Question

A box with an initial speed of `8 m/s` is moving up a ramp. The ramp has a kinetic friction coefficient of `3/5` and an incline of `pi /4`. How far along the ramp will the box go?

Answer 1

Consider this scenario,

Moreover, assess the coordinate system as to be parallel with the incline. We are given this data,

`mu_k = 0.60`
`theta = pi/4 = 45°`
`v_0 = (8m)/s`

We need three vectors, and resolve gravity into its components due to the preceding coordinate system. A vertical vector pointing down, (i) gravity, a vector pointing up perpendicular to the incline, (ii) normal force, and a vector pointing to the left, (iii) `F_k` (friction).

Now, using Newton's second law, we resolve the gravity vector into its x and y components. (something like this, but friction is pointing left is well)

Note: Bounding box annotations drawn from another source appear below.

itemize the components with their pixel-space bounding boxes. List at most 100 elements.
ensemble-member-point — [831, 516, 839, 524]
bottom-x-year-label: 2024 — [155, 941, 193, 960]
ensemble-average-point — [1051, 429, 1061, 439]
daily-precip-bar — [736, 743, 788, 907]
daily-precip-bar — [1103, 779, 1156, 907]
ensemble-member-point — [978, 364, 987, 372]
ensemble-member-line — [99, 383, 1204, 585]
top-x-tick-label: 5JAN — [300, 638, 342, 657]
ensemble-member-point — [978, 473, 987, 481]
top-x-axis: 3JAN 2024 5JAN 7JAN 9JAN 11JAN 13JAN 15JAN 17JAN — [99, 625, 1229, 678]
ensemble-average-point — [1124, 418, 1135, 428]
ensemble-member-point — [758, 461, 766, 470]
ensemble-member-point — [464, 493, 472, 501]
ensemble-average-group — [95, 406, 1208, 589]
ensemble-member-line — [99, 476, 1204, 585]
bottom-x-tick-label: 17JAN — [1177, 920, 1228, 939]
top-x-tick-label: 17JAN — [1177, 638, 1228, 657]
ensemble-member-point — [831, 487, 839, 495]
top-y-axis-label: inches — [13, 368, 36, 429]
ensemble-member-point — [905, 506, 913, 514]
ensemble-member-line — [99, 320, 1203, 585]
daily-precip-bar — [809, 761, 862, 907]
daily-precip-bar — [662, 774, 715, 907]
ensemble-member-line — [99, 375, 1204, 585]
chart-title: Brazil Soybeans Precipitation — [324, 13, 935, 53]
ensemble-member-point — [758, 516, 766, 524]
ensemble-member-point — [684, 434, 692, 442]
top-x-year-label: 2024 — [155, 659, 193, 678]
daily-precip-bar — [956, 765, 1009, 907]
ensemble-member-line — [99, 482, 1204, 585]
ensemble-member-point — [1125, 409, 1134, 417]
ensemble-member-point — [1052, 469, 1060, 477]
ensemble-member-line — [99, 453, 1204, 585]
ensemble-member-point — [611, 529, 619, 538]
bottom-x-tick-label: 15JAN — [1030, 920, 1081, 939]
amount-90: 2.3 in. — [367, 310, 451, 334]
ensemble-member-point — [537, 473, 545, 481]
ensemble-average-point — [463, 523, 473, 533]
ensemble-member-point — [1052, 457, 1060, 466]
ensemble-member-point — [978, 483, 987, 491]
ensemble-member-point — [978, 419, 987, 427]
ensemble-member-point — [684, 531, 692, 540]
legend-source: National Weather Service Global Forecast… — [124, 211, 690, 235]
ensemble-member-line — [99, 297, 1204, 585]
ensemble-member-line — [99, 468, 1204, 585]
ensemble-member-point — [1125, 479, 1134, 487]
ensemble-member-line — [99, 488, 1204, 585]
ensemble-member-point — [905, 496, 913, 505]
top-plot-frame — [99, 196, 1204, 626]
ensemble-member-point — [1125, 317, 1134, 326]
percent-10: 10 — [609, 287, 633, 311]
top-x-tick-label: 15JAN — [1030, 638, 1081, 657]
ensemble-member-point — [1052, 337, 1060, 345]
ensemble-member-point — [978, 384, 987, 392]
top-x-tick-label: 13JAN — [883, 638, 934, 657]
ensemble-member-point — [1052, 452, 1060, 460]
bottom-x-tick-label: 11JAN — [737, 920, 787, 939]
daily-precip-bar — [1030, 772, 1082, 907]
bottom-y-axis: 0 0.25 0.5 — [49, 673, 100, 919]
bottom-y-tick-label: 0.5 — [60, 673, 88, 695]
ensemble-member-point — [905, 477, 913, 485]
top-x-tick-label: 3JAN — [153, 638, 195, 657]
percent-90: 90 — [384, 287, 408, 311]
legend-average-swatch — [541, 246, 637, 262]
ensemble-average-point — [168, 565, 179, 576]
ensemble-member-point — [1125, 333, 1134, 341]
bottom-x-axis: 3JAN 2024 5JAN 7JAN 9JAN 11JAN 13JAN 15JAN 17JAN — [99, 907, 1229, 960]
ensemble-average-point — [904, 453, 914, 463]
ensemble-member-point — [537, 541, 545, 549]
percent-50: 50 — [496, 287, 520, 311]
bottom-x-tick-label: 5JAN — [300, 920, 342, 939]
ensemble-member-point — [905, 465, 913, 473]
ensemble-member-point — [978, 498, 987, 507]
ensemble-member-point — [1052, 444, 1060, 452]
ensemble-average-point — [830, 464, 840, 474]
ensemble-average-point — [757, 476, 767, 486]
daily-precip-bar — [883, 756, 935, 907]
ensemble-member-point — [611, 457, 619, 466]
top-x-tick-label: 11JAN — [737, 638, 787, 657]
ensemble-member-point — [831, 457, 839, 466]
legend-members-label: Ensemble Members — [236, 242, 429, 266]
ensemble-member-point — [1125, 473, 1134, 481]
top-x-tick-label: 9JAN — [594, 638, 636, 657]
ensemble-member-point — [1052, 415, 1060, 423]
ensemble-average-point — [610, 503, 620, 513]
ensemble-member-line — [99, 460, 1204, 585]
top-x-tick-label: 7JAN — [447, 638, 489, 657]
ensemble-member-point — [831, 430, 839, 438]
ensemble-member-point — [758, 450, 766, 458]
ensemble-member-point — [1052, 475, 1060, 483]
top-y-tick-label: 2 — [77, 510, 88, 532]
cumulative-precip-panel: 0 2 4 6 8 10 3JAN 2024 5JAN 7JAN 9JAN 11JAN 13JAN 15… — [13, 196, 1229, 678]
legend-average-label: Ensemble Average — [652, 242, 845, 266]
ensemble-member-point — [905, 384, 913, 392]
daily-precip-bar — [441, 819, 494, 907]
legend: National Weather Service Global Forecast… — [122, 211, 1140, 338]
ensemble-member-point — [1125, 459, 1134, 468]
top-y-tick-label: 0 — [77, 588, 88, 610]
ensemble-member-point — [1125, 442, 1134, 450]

`SigmaF_y = F_N - mgcostheta = 0`
`therefore F_N = mgcostheta`

Recall,

`F_k = mu_k * F_N`

`SigmaF_x = -mu_k * mgcostheta - mgsintheta = ma`
`=> -mu_k*gcostheta - gsintheta = a`

Hence,

`a = -0.60 * (9.8m)/s^2 * cos(45°) - (9.8m)/s^2sin(45°) approx (-11.09m)/s^2`

Furthermore, recall,

`nu^2 = nu_0^2 + 2aDeltax`,

and assume the `nu = 0`, since when the box reaches the top it will stop and begin to slide back down as a result of the acceleration via gravity.

Hence,

`0 = (8.0m)/s - 2*(11.09m)/s^2*Deltax`
`therefore Deltax approx 0.36"m"`

Not very far, the kinetic friction is very high!